Als Steven Spielbergs «Jurassic Park» 1993 in die Kinos kam, stellte der Blockbuster in vielfacher Hinsicht eine Zäsur in der Filmgeschichte dar. Erstmals kamen grossflächig computergenerierte Spezialeffekte zum Einsatz und nie zuvor sahen Dinosaurier realistischer aus als in diesem Meisterwerk.

Kein Wunder also wollte Hollywood diesen Erfolg wiederholen. So schnell wie möglich. Und die Aussichten standen gut, denn «Jurassic Park» lag ein Roman des amerikanischen Schriftstellers Michael Crichton (1942 - 2008) zu Grunde. Und der gute Mann hatte noch eine ganze Reihe Genre-Romane im Angebot. Einer davon: der Abenteuerroman «Congo».

In dem Roman reist ein Forscherteam in den afrikanischen Dschungel, um nach verschollenen Kollegen und einem legendären Schatz zu suchen. Dabei stossen sie auf eine tödliche Bedrohung, die ein uraltes Geheimnis bewacht. Crichtons Absicht mit dem Buch war es, eine (für die Entstehungszeit 1980) moderne Version des klassischen Abenteuerromans zu schreiben, wie sie von Romanciers wie Joseph Conrad oder H. Rider Haggard geprägt wurden.

«Jurassic Park»-Talente ziehen in den «Congo»

Tatsächlich gab es Jahre vor «Jurassic Park» schon Bemühungen, den Stoff zu verfilmen. Sämtliche Vorhaben versandeten aber. Einzig ein Videospiel erblickte das Licht der Welt – wenn auch aufgrund von einem Rechtechaos unter dem Namen «Amazon».

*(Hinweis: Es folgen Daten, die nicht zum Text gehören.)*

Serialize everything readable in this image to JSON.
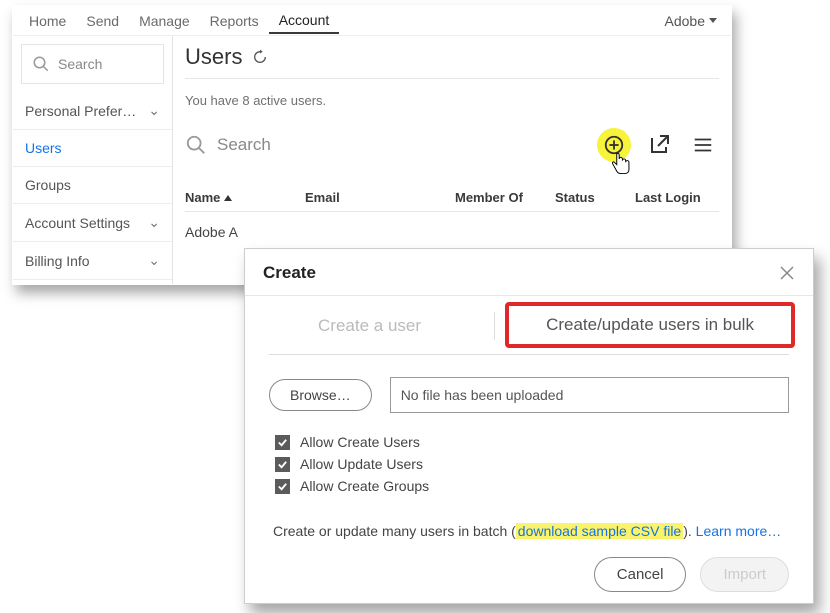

Nachdem Spielbergs Dino-Meisterwerk jedoch ein durchschlagender Erfolg wurde, konnte es für alle Beteiligten nicht schnell genug gehen und bald schon kümmerten sich illustre Namen um die Verfilmung, die auch schon bei «Jurassic Park» ihre Finger im Spiel hatten. Etwa Produzentin Kathleen Kennedy, Produzent Frank Marshall, der für «Congo» auf dem Regiestuhl sass, und Special-Effects-Zauberer Stan Winston.

Ein zweiter «Jurassic Park» wurde «Congo» jedoch nicht. An den Kinokassen kam er bescheiden weg und sowohl Kritiker als auch Fans liessen kaum ein gutes Haar an dem Film. Selbst heute noch taucht der Film in «Worst of…»-Listen auf.

Der perfekte B-Movie

Und das finde ich eine absolute Frechheit. Klar, an «Jurassic Park» kommt er nicht ran, aber himmelherrgottnochmal, sieht denn keiner, wie unfassbar unterhaltsam dieser Streifen ist? Und das – meiner Meinung nach – völlig bewusst! Mir kann doch keiner sagen, dass sich Branchenprofis wie Kennedy und Marshall Tim Currys völlig überdrehte Performance angeschaut und den Film als etwas anderes als grandios unterhaltsamen Edeltrash eingestuft haben?

Ein Gin-schlürfender Gorilla, der Zeichensprache beherrscht? Eine mit Diamanten betriebene Laserwaffe? Eine mutierte Rasse menschenfressender Horroraffen? Und der gottverdammte Sesamkuchen? Leute, checkt ihr's nicht? Unterhaltsamer als das kann's in diesem Genre gar nicht mehr werden!

«Congo» ist der perfekte B-Movie mit dem Budget eines damaligen Blockbuster-Films (Angeblich soll der Film um die 50 Millionen Dollar gekostet haben. Als Vergleich: «Jurassic Park» hat 60 Millionen gekostet). «Congo» wurde mit Herz und Handwerk gemacht und hat teils verblüffenden Tricks, auch wenn viele Nörgler das Gegenteil behaupten.

Den ganzen Hass gegen die Effekte kann ich bis heute nicht nachvollziehen. Was hier mit Miniaturmodellen, CGI, Animatronics und Kostümen gemacht wurde, verkauft die Illusion eines menschenfeindlichen Urwalds im tiefsten Afrika samt Ruinenstadt und Killeraffen perfekt. Besonders gemessen daran, dass der Streifen überwiegend in Kalifornien gedreht wurde.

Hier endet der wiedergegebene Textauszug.